Well, was that it? The post ‘QE infinity’ rally seems to be consolidating already a mere two weeks after the big event. In reality though, this isn’t altogether surprising. As we discussed at the recent quarterly meeting the move from central banks acting in a reactive, to a proactive manner, and pledging to ‘do what it takes’ has reduced the tail risk scenarios. We reduced the probability of ‘crisis’ and ‘above trend growth to 5%, whilst increasing our ‘sub trend’ recovery base case to 80% leaving a 10% weight on the ‘recession’ scenario. Essentially, this puts the market focus back to where it was at the turn of the year and attempting to read the tea leaves around two key issues: the growth outlook and the Eurozone.
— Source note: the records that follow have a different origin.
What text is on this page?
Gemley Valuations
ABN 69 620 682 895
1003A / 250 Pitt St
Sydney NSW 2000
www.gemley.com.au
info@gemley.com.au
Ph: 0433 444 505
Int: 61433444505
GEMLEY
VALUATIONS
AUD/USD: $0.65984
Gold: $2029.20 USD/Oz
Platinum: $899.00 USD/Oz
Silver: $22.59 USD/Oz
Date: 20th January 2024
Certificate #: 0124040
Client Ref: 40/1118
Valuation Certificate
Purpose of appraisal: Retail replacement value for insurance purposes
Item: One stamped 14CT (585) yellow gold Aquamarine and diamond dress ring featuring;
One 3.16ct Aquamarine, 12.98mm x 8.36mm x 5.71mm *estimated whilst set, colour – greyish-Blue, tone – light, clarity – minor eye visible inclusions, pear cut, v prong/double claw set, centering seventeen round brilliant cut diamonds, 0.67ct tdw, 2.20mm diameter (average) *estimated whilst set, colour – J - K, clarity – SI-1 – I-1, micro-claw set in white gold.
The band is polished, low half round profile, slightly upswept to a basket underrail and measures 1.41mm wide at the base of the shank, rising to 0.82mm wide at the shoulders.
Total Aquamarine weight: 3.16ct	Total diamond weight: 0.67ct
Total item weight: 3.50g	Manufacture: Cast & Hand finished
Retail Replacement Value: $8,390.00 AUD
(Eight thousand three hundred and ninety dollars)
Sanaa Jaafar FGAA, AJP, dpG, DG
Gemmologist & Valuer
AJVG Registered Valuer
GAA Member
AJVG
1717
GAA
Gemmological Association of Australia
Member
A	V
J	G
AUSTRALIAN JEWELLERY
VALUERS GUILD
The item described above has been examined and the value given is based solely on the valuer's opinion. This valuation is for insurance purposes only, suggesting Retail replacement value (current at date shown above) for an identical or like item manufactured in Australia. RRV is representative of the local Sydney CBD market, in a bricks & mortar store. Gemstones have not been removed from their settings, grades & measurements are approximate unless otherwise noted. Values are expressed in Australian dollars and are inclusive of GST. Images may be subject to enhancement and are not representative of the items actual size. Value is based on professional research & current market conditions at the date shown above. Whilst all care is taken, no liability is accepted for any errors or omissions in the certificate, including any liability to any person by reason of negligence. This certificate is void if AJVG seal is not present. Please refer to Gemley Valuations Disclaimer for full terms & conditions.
The growth outlook does look worrying, just as it has many times this year. Our proprietary lead indicators point to a very pedestrian growth profile and the anecdotal evidence from credit analysts suggests increased nervousness from company management teams. Recent rhetoric, and actions, from central banks, however, reinforces that they are alert to downside risks and stand ready to provide more monetary policy accommodation.
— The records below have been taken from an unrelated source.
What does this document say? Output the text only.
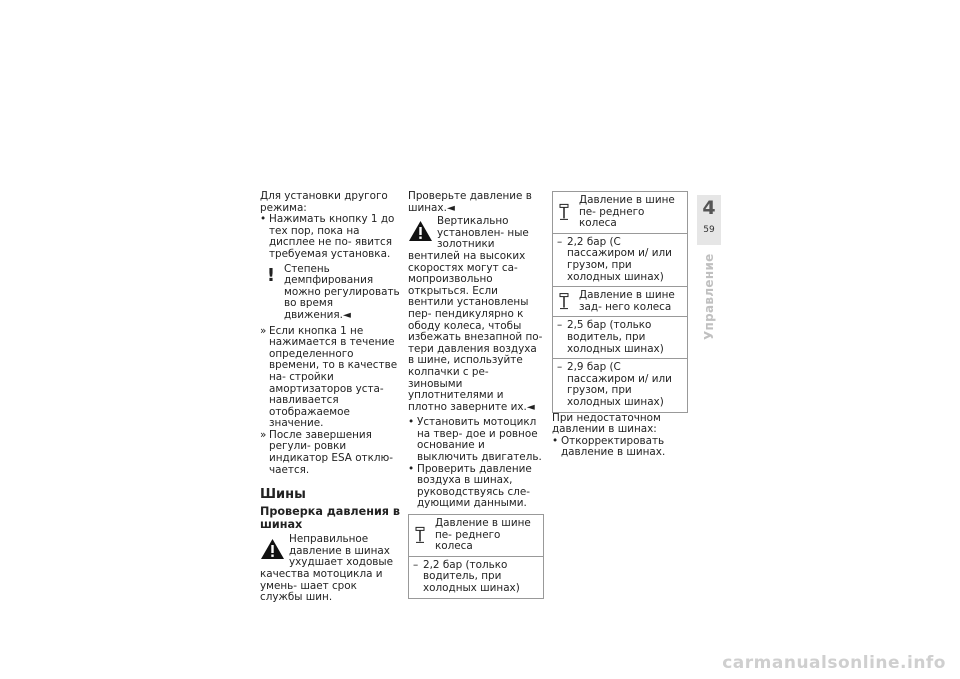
Для установки другого режима:

• Нажимать кнопку 1 до тех пор, пока на дисплее не по- явится требуемая установка.
! Степень демпфирования можно регулировать во время движения.◄
» Если кнопка 1 не нажимается в течение определенного времени, то в качестве на- стройки амортизаторов уста- навливается отображаемое значение.
» После завершения регули- ровки индикатор ESA отклю- чается.
Шины
Проверка давления в шинах
Неправильное давление в шинах ухудшает ходовые качества мотоцикла и умень- шает срок службы шин.

Проверьте давление в шинах.◄

Вертикально установлен- ные золотники вентилей на высоких скоростях могут са- мопроизвольно открыться. Если вентили установлены пер- пендикулярно к ободу колеса, чтобы избежать внезапной по- тери давления воздуха в шине, используйте колпачки с ре- зиновыми уплотнителями и плотно заверните их.◄
• Установить мотоцикл на твер- дое и ровное основание и выключить двигатель.
• Проверить давление воздуха в шинах, руководствуясь сле- дующими данными.
Давление в шине пе- реднего колеса
– 2,2 бар (только водитель, при холодных шинах)
Давление в шине пе- реднего колеса
– 2,2 бар (С пассажиром и/ или грузом, при холодных шинах)
Давление в шине зад- него колеса
– 2,5 бар (только водитель, при холодных шинах)
– 2,9 бар (С пассажиром и/ или грузом, при холодных шинах)

При недостаточном давлении в шинах:

• Откорректировать давление в шинах.
4
59
Управление
carmanualsonline.info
Looking at the other pillar of worry, the Eurozone, there’s no cogent message from the tea leaves. We’re back to trying to decipher summit communiqués as well as conflicting and competing versions of events from national policymakers. The focus now is on the implementation risk. When will the fiscal compact be implemented? When will the plans for a banking union be advanced? And above all, when will the weaker Eurozone countries move to request ECB assistance? The tea leaves are sadly unclear on all of these.
For fixed income markets this means a renewed focus on policymaker action (and inaction) which will fuel the usual risk on: risk off cycle and in turn create opportunity. With the central bank put option in play, interest rates on hold for longer, cash cascading into bond funds, we’re also inclined to look to buy corrections in risk assets.